Dugaan kuat mengarah pada DJP sebagai sumber kebocoran, mengingat nomenklatur data sangat spesifik.

"Kemungkinan besar data tersebut memang berasal dari Dirjen Pajak atau Kementerian Keuangan karena di dalam sampel tersebut terdapat field Nama KPP, Nama Kanwil, Status PKP, serta jenis WP (Wajib Pajak)," kata Pratama dalam keterangannya, Kamis (19/9/2024).

Hacker sendiri saat ini sedang menawarkan data curian tersebut dengan harga 10 ribu USD atau sekitar Rp 153 juta.

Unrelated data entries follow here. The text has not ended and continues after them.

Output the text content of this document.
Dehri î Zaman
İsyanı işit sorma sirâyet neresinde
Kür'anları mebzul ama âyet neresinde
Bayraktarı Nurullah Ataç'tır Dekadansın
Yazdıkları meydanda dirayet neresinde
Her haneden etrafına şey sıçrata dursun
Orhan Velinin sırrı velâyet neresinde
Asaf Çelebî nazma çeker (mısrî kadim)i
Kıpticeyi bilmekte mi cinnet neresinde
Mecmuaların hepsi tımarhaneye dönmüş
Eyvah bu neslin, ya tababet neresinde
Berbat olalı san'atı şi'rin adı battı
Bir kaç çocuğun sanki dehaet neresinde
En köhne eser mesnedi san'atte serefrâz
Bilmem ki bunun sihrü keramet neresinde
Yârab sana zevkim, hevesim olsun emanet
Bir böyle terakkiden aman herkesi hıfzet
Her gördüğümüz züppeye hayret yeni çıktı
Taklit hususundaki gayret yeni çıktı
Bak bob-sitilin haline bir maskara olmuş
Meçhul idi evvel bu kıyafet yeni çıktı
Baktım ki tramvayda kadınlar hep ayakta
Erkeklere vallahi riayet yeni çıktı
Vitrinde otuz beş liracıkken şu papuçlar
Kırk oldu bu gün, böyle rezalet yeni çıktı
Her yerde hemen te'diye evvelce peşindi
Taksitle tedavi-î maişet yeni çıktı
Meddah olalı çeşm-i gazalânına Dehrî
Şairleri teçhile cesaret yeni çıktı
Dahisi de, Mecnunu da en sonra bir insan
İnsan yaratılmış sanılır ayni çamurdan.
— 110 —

Misteri di Balik Nama "Bjorka"

Keaslian identitas peretas masih menjadi tanda tanya besar. Akun mengaku sebagai "Bjorka" ini baru dibuat dan memiliki sedikit postingan. Akun Telegram yang digunakan juga berbeda dari sebelumnya.

"Belum dapat diketahui dengan pasti apakah kebocoran data DJP kali ini benar-benar dilakukan oleh Bjorka yang sebelumnya sempat menggemparkan Indonesia," ujarnya.

Meski demikian, akun tersebut telah mendapatkan status "God" di forum hacker, menunjukkan adanya pengakuan atas aksinya.

Insiden ini kembali menyoroti betapa rentannya data pribadi di era digital, sekaligus menjadi pengingat akan pentingnya perlindungan data lebih ketat.

 

2 dari 3 halaman

Respon Direktorat Jenderal Pajak (DJP)

Ilustrasi Pajak (Liputan6.com/Andri Wiranuari)

Menanggapi insiden ini, Direktorat Jenderal Pajak (DJP) bergerak cepat untuk melakukan investigasi lebih lanjut. Dwi Astuti, Direktur Penyuluhan, Pelayanan, dan Hubungan Masyarakat DJP, mengonfirmasi bahwa tim teknis DJP telah memulai proses pendalaman terkait dugaan kebocoran data tersebut.

“Terkait dengan informasi kebocoran data yang beredar, saat ini tim teknis DJP sedang melakukan pendalaman,” ujarnya dalam keterangannya kepada Liputan6.com, Kamis (19/9/2024).

DJP berkomitmen untuk segera menelusuri kebenaran dari laporan ini dan memastikan bahwa langkah-langkah mitigasi akan dilakukan guna melindungi data wajib pajak yang ada. Ini merupakan bagian dari upaya untuk menjaga kepercayaan masyarakat terhadap keamanan data yang dipegang oleh pemerintah.

Kebocoran data NPWP ini menjadi perhatian besar, tidak hanya karena melibatkan data penting pejabat negara, tetapi juga karena potensi dampak yang lebih luas bagi masyarakat dan keamanan informasi di sektor administrasi publik.

3 dari 3 halaman

Ramai di Medsos

Ilustrasi hacker (Ilustrasi dari AI/ Fotor)

Ada 6,6 juta Nomor Pokok Wajib Pajak (NPWP) yang diduga dijual di forum daring Breach Forum. Dugaan ini diungkapkan oleh Teguh Aprianto, pendiri Ethical Hacker Indonesia, melalui unggahan di media sosial X pada Kamis (19/9/2024).

Dalam bocoran tersebut, hacker Bjorka membeberkan data milik sejumlah petinggi negara, termasuk Presiden Joko Widodo atau Jokowi dan dua anaknya—Wakil Presiden terpilih Gibran Rakabuming Raka dan Kaesang Pangarep—diduga ikut tersebar.

Selain itu, data Menteri Keuangan Sri Mulyani Indrawati, Menteri Komunikasi dan Informatika Budi Arie Setiadi, serta beberapa menteri lain seperti Erick Thohir dan Zulkifli Hasan juga termasuk dalam sampel yang bocor.

Teguh menyebutkan, data-data ini diperdagangkan dengan harga sekitar 150 juta rupiah. Kebocoran data tersebut mencakup informasi sensitif seperti NIK, NPWP, alamat, nomor telepon, dan email. Lebih lanjut, ada 10 ribu sampel data yang turut dibagikan oleh pelaku, berisi berbagai informasi pribadi termasuk wilayah tempat tinggal dan jenis wajib pajak.